We started the fire, and we have to put it out. Rhetoric won’t work. At the very least, we have to eliminate the charter-mandated TABOR ratchet, which will prevent city tax collections from returning to 2006 levels for a decade or more, stifling any recovery. At best, we’ll agree to re-establish a rational and appropriate system of taxation.
But even if we can bring ourselves to pay for city services, we’ll still be a long way from where we need to be.
We can’t stand still. We need to move forward, re-diversify our economy, and invest in our future.
Consider Oklahoma City.
The New York Times reported last week that voters in that once-moribund city have approved tax increases that have “redeveloped the riverfront, renovated the fairgrounds and built a ballpark, sports arena, library, trolley system, and a mile-long canal. For the next 15 years, residents have voted to continue paying for renovation on all the city’s public schools … In December, residents approved a $777 million tax package for a 70-acre central park, convention center, streetcar system, aquatic centers, boating facilities and trails that will be built over the next nine years. “
Devon Energy, a local company made good, is helping fund some of the improvements, as well as erecting a 50-story office building in the heart of downtown.

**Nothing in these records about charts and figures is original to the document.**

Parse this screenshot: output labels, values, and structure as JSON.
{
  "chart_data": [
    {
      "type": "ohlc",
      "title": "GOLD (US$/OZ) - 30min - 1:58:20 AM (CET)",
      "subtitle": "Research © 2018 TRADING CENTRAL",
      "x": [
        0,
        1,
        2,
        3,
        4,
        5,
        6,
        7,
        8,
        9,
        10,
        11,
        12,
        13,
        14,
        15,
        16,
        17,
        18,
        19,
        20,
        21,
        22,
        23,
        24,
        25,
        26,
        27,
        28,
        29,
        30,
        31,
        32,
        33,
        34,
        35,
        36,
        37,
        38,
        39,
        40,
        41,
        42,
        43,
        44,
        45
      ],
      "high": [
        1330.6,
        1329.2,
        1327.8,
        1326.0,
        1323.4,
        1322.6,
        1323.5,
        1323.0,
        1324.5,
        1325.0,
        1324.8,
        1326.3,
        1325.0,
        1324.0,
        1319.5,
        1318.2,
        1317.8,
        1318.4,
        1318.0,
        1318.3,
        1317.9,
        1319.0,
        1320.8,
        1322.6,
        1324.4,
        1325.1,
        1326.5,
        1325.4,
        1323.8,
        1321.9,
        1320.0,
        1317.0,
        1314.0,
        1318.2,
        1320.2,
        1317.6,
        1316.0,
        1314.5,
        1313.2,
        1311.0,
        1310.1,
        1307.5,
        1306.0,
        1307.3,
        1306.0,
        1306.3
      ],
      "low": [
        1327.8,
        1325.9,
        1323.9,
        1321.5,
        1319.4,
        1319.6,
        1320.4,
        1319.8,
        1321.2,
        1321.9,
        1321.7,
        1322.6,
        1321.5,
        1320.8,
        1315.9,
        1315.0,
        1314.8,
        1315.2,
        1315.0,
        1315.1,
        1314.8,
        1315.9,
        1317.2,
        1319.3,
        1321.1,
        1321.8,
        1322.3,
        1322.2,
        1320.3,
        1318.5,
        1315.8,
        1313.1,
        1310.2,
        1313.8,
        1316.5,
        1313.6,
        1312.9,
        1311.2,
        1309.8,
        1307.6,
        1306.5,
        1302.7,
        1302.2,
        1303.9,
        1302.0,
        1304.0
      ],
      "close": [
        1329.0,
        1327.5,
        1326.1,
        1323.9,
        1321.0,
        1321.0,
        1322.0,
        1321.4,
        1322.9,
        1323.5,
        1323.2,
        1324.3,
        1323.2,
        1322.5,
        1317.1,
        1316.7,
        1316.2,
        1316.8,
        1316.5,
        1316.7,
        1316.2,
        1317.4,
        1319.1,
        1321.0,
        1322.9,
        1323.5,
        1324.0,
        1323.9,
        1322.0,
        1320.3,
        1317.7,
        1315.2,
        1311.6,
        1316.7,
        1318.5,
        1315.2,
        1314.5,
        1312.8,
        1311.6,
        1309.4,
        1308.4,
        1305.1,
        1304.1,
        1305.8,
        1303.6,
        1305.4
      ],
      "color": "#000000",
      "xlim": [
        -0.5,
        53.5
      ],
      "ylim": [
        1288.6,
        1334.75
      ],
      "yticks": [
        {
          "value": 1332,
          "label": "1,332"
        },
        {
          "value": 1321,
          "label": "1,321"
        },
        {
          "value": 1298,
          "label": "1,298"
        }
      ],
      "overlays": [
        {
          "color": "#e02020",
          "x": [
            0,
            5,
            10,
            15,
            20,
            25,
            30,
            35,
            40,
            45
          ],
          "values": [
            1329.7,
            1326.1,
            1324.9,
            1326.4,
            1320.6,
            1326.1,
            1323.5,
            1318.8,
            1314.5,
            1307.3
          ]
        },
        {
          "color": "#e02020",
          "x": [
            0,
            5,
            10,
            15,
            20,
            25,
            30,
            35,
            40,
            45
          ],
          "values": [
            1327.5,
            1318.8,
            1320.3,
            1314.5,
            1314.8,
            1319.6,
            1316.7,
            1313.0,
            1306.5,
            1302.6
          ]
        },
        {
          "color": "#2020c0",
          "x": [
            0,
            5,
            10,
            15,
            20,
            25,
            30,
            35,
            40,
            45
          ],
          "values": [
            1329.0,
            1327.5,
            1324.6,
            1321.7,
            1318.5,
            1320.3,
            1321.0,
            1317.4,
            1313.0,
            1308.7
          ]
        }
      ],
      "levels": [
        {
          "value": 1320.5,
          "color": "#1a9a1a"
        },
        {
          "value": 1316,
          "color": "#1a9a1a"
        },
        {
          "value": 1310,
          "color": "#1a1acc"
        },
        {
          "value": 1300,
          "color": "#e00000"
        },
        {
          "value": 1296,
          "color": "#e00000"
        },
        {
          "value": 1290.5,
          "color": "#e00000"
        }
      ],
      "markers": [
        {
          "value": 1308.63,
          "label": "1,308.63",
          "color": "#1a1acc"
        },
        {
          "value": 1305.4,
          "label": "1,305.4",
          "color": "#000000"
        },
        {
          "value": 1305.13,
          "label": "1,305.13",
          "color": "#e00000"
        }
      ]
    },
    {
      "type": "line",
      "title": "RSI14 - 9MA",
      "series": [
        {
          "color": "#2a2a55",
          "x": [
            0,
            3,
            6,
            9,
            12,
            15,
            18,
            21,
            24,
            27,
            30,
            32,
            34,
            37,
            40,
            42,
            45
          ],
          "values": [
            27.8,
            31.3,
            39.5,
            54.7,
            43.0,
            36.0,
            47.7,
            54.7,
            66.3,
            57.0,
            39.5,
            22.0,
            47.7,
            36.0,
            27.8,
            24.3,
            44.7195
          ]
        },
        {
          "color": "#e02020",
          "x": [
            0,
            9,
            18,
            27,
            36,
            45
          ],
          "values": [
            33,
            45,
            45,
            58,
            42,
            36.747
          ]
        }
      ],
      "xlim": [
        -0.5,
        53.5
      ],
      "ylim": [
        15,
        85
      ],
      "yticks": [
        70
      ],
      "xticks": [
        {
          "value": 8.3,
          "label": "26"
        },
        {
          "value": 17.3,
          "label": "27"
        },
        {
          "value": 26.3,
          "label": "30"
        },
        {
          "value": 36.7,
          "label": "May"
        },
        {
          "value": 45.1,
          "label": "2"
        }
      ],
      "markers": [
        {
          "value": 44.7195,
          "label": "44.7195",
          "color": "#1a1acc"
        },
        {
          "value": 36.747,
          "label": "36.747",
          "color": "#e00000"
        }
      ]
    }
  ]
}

“It’s pay as you go,” said Ronald J. Norick, who was Oklahoma City’s mayor from 1987 to 1998. “People can see where their money goes and what their money bought.”
After the collapse of the energy boom in the early 1980s, Oklahoma City struggled for well over a decade. Unemployment was around 10 percent, the only hotel downtown was on the verge of closing and the convention center’s roof leaked.
“Our city was dying. You could shoot a cannon at 5 p.m., and you wouldn’t hit anybody,” Mr. Norick said.
Of course, we don’t have those problems. If you don’t have a convention center, you don’t have to worry about leaky roofs. And our downtown revelers have scored plenty of hits with cheap sidearms — no cannons needed.